During the last few days of my stay at Arapiles, I hang out at the ‘Pines Plaza’, the location of which, Eddie assures me (being at the top of The Pines and closest to all the climbs), means that it’s the ‘Hardcore’ camp. It was set up by one of Arapile’s current permanent residents, a girl with purple hair called Smasher who has been living out here for eight months. They have kitchen shelves built from old crates and a large, blue tarp to shelter the fire pit and the couches from rain.
I start chatting to a tall highliner called Chris Wallace. He is looking for something to do. I ask him if he wants to solo Tip Toe Ridge (6) and I’ll take some photos. He’s keen and when he grabs his shoes I’m surprised to see that his they are actually an old pair of hiking boots that have more holes than soles.
‘Yeah they should be fine’, he assures me, ‘I climbed the Bard (12) in these, and Tip Toe Ridge is much easier.’
True to his word, he solos the route without problems and even downclimbs the crux near the pinnacle for me to get some wicked shots of him on the overhang; the photographer in me is over the moon!

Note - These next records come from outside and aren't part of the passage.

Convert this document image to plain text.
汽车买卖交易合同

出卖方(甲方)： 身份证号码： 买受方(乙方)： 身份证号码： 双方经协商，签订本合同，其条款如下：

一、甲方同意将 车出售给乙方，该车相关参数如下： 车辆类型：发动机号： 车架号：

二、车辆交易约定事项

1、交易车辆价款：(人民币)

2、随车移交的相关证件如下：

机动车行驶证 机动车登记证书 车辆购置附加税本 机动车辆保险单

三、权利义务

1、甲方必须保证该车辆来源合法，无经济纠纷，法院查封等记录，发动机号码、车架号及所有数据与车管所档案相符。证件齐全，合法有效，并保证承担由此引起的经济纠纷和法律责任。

After the climb we meet on the summit of the mountain and chat about highlining, eventually making a plan for a sunrise highline photo shoot. Chris’ mate, Dan Sinanian, is also keen to join.
I wake them before first light and we start the hike up to the highline, which is strung right across the top of the Organ Pipes. Chris decides to take Muldoon (13), the most direct line up to the top. The sun rises just as he starts up, just him and his shoes. Efficient and elegant, he flows up the wall with gentle confidence that comes with thousands of hours of practice. By the time I reach the top of the cliff, both the boys are ready to highline.

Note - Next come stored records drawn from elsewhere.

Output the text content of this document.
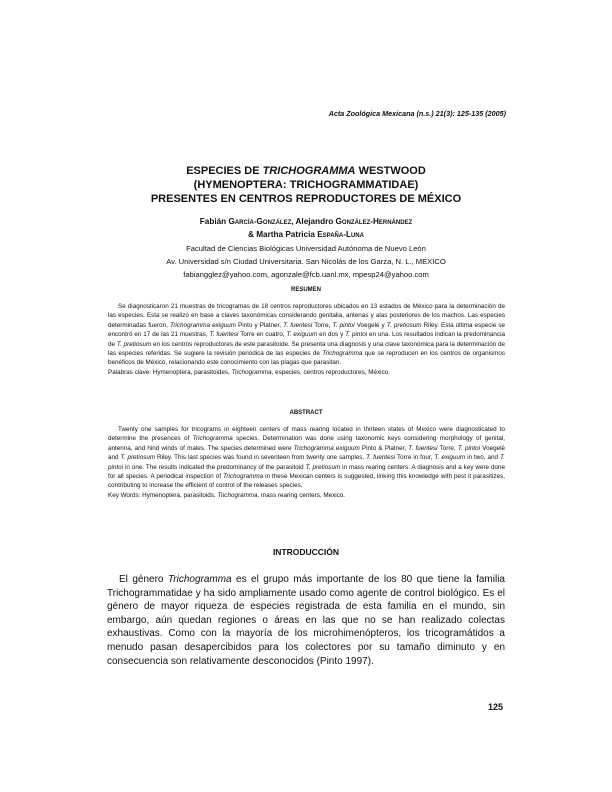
Acta Zoológica Mexicana (n.s.) 21(3): 125-135 (2005)
ESPECIES DE TRICHOGRAMMA WESTWOOD
(HYMENOPTERA: TRICHOGRAMMATIDAE)
PRESENTES EN CENTROS REPRODUCTORES DE MÉXICO
Fabián García-González, Alejandro González-Hernández
& Martha Patricia España-Luna
Facultad de Ciencias Biológicas Universidad Autónoma de Nuevo León
Av. Universidad s/n Ciudad Universitaria. San Nicolás de los Garza, N. L., MEXICO
fabiangglez@yahoo.com, agonzale@fcb.uanl.mx, mpesp24@yahoo.com
RESUMEN

Se diagnosticaron 21 muestras de tricogramas de 18 centros reproductores ubicados en 13 estados de México para la determinación de las especies. Esta se realizó en base a claves taxonómicas considerando genitalia, antenas y alas posteriores de los machos. Las especies determinadas fueron, Trichogramma exiguum Pinto y Platner, T. fuentesi Torre, T. pintoi Voegelé y T. pretiosum Riley. Esta última especie se encontró en 17 de las 21 muestras, T. fuentesi Torre en cuatro, T. exiguum en dos y T. pintoi en una. Los resultados indican la predominancia de T. pretiosum en los centros reproductores de este parasitoide. Se presenta una diagnosis y una clave taxonómica para la determinación de las especies referidas. Se sugiere la revisión periódica de las especies de Trichogramma que se reproducen en los centros de organismos benéficos de México, relacionando este conocimiento con las plagas que parasitan.

Palabras clave: Hymenoptera, parasitoides, Trichogramma, especies, centros reproductores, México.

ABSTRACT

Twenty one samples for tricograms in eighteen centers of mass rearing located in thirteen states of Mexico were diagnosticated to determine the presences of Trichogramma species. Determination was done using taxonomic keys considering morphology of genital, antenna, and hind winds of males. The species determined were Trichogramma exiguum Pinto & Platner, T. fuentesi Torre, T. pintoi Voegelé and T. pretiosum Riley. This last species was found in seventeen from twenty one samples, T. fuentesi Torre in four, T. exiguum in two, and T. pintoi in one. The results indicated the predominancy of the parasitoid T. pretiosum in mass rearing centers. A diagnosis and a key were done for all species. A periodical inspection of Trichogramma in these Mexican centers is suggested, linking this knowledge with pest it parasitizes, contributing to increase the efficient of control of the releases species.

Key Words: Hymenoptera, parasitoids, Trichogramma, mass rearing centers, Mexico.

INTRODUCCIÓN

El género Trichogramma es el grupo más importante de los 80 que tiene la familia Trichogrammatidae y ha sido ampliamente usado como agente de control biológico. Es el género de mayor riqueza de especies registrada de esta familia en el mundo, sin embargo, aún quedan regiones o áreas en las que no se han realizado colectas exhaustivas. Como con la mayoría de los microhimenópteros, los tricogramátidos a menudo pasan desapercibidos para los colectores por su tamaño diminuto y en consecuencia son relativamente desconocidos (Pinto 1997).

125
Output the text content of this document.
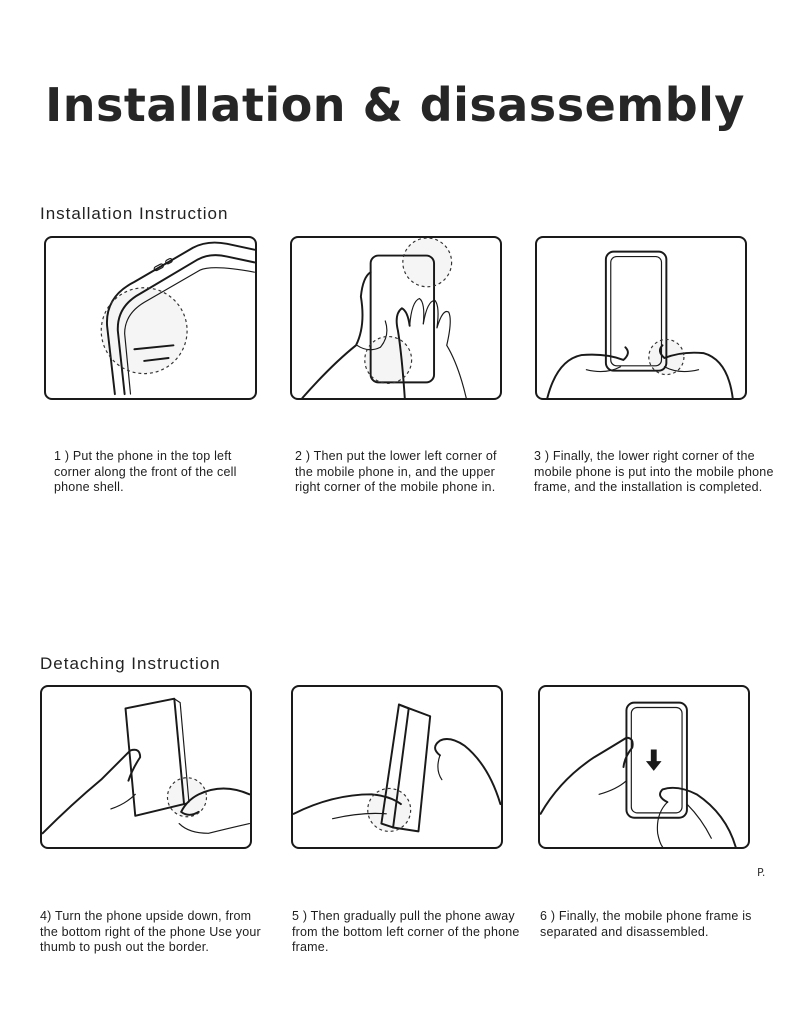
Installation & disassembly
Installation Instruction
1 ) Put the phone in the top left corner along the front of the cell phone shell.
2 ) Then put the lower left corner of the mobile phone in, and the upper right corner of the mobile phone in.
3 ) Finally, the lower right corner of the mobile phone is put into the mobile phone frame, and the installation is completed.
Detaching Instruction
P.
4) Turn the phone upside down, from the bottom right of the phone Use your thumb to push out the border.
5 ) Then gradually pull the phone away from the bottom left corner of the phone frame.
6 ) Finally, the mobile phone frame is separated and disassembled.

Dan goes first. He slides out onto the line. Carefully and fluidly, he mounts the line, balancing on his haunches, then stands up. His hands are up high and he is walking the line, the concentration on his face illuminated by the sun. The plains are still covered in mist and the light is magic.
While Dan floats in free space I begin to hear the now familiar otherworldly singing. The Song of the Sirens. This time, though, it’s different. Instead of luring me down from below it is all around, encompassing, glowing. Instead of evoking fear, I am overcome with joy. I hoot and holler at Dan’s performance. This is the song of friendship. The song of existence. The song of life.
The Pines are far below; they whisper with the Wind. Slowly, the camp stirs. It’s another day in paradise.